Samsung Electronics is likely to say second-quarter profit more than halved when it reports preliminary earnings on Friday, data showed, as a drop in memory chip shipments to China’s embattled Huawei exacerbated a price-squeezing supply glut.
The quarterly result would be the South Korean firm’s lowest in nearly three years, with the prospect of an earnings recovery still some quarters away as a period of oversupply continues unabated amid a broader slowdown in tech markets, analysts said.
The world’s biggest supplier of DRAM and NAND memory chips is also the world’s largest maker of smartphones, a market where chip client Huawei is second place. Companies worldwide have been forced to restrict business with Huawei to comply with US trade sanctions on a company Washington deems a security risk.
“How much Huawei will use chips ahead is definitely a swing factor in prices,” said analyst Jay Kim at Sangsangin Investment & Securities. “When there’s not many players that can buy chips instead of Huawei, then Samsung has to cut prices to sell them.”
Though chip earnings took a hit from reduced Huawei custom, Samsung Electronics’s smartphone business is likely to benefit from a drop of as much as 40% in international sales of Huawei handsets.

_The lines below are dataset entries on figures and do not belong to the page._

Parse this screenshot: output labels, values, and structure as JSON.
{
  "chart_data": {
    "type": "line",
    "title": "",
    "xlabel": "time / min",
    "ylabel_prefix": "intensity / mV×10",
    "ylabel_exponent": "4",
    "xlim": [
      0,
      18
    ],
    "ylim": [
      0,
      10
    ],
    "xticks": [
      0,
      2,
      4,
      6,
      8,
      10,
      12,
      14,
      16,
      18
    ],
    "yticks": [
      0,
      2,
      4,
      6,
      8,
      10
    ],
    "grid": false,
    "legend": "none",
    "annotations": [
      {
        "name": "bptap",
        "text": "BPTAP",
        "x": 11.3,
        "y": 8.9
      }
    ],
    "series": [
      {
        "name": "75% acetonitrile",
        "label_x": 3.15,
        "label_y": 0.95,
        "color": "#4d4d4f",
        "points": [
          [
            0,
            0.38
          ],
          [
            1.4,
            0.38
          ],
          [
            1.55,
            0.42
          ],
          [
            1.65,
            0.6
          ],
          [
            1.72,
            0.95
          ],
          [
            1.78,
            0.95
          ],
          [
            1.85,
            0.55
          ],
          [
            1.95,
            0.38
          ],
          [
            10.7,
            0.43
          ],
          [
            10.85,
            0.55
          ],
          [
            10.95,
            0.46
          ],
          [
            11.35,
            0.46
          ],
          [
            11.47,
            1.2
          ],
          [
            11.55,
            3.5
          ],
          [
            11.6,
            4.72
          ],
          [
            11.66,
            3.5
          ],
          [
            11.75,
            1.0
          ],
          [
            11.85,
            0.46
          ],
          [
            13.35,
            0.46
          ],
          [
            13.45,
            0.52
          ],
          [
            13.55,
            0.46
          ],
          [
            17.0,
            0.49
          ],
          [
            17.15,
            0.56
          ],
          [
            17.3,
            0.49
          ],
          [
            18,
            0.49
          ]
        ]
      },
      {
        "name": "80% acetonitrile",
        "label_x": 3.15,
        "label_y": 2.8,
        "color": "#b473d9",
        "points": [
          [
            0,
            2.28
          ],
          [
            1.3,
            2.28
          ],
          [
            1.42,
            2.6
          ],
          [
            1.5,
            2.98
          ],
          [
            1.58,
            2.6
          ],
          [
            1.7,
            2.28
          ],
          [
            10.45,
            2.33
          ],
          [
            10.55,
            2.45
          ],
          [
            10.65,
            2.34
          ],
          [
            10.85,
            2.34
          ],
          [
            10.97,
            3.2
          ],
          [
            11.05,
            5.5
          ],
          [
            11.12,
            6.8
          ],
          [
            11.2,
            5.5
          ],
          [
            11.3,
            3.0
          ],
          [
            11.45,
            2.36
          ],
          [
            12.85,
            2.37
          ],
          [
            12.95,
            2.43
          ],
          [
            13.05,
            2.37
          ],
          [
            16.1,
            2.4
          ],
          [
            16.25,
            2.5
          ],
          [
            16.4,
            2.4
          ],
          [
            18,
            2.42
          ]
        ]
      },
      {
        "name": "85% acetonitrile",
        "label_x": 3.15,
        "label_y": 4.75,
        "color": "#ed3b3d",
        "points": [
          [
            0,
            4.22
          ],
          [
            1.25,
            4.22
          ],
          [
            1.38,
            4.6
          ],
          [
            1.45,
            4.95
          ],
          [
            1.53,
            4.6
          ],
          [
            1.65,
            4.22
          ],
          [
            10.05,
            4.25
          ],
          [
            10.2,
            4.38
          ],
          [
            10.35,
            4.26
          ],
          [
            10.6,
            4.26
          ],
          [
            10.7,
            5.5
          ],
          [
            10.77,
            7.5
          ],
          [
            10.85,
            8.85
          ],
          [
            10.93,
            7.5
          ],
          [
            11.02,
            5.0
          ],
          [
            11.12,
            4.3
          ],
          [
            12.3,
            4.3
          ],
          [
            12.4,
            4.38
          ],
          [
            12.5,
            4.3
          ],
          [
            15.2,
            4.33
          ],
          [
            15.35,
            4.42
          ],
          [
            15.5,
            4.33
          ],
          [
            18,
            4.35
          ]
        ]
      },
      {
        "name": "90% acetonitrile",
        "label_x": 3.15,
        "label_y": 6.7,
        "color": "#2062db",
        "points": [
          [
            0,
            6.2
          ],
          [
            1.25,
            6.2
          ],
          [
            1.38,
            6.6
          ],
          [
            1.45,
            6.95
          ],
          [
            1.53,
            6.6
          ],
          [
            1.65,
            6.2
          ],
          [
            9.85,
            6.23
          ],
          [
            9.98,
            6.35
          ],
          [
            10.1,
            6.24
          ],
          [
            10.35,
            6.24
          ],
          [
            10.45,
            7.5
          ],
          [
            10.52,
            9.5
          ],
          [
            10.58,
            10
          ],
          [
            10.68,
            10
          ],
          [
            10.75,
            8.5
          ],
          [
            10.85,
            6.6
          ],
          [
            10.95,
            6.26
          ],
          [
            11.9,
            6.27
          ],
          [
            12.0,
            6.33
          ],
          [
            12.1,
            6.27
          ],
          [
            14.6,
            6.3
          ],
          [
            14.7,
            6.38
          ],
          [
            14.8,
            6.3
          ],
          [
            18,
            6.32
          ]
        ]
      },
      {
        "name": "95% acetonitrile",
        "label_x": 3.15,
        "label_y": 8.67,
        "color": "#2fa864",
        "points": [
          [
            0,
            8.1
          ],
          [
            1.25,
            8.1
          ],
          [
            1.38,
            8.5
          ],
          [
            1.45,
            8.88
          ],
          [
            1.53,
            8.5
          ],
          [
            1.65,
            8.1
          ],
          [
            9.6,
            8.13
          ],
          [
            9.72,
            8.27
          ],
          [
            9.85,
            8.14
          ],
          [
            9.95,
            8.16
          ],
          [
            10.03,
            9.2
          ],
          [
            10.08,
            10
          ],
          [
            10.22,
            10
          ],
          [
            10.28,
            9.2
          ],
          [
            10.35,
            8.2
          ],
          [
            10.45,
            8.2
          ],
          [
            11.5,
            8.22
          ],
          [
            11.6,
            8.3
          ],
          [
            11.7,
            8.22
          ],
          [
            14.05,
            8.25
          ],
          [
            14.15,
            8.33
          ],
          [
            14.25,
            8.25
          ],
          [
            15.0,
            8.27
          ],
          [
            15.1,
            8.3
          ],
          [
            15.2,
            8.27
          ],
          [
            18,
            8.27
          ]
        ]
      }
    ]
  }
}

So far, however, Huawei Technologies has strong enough support at home in the world’s largest smartphone market to retain its global ranking.
Even so, selling chips brings in most of Samsung’s profit – over two-thirds – and a saturated smartphone market and falling demand from data centres have pulled prices down.
Prices for DRAM chips, which provide devices with temporary workspaces and allow them to multi-task, are unlikely to rebound in the second half of the year, said analyst Avril Wu at tech researcher TrendForce. Moreover, she said, it will be difficult for Samsung to clear its inventory until the first half of 2020.
TrendForce estimates DRAM prices in the three months through June fell 25%. Last month, it lowered its forecast for the July-September quarter to a decline of 15% to 20%, from 10%.
On Friday, Samsung is likely to flag a 60% decline in April-June operating profit at 6 trillion won ($5.14 billion), according to Refinitiv SmartEstimate, which is based on the estimates of 29 analysts, with the estimates of analysts historically more accurate given greater weighting.
The tech firm booked 14.9 trillion won in the same period a year earlier. It is due to publish final second-quarter figures later this month. Its shares rose 5.3% over the three months.
Trade troubles
Huawei is the world’s largest maker of telecommunications equipment, and just as the impact of its US predicament ripples through both the chip and smartphone sectors, tech firms such as Samsung have also become collateral damage in a broader Sino-US trade war punctuated by tit-for-tat import tariffs.
Samsung could also be on the receiving end of Japanese curbs on exports to South Korea of high-tech materials used in chips and smartphones – a retaliatory measure to South Korean wartime compensation claims that Japan says were resolved decades ago.
Still, in the long run, the good news for Samsung could lie in Huawei’s troubles. If US sanctions remain, Samsung could sell 37 million more smartphones annually, said senior analyst Song Myung-sup at HI Investment & Securities. Moreover, it would likely install its own chips in those handsets, Song said.
Last year, Samsung shipped 292 million handsets to Huawei’s 205 million, showed data from market tracker Counterpoint.
In April, Samsung said it expected both smartphone and chip sales to pick up in the second half of the year, while US chip rival Micron Technology likewise said demand would recover later this year.
“Earnings recovery for memory chipmakers will come, but it won’t be fast and it won’t be a big leap,” Song said.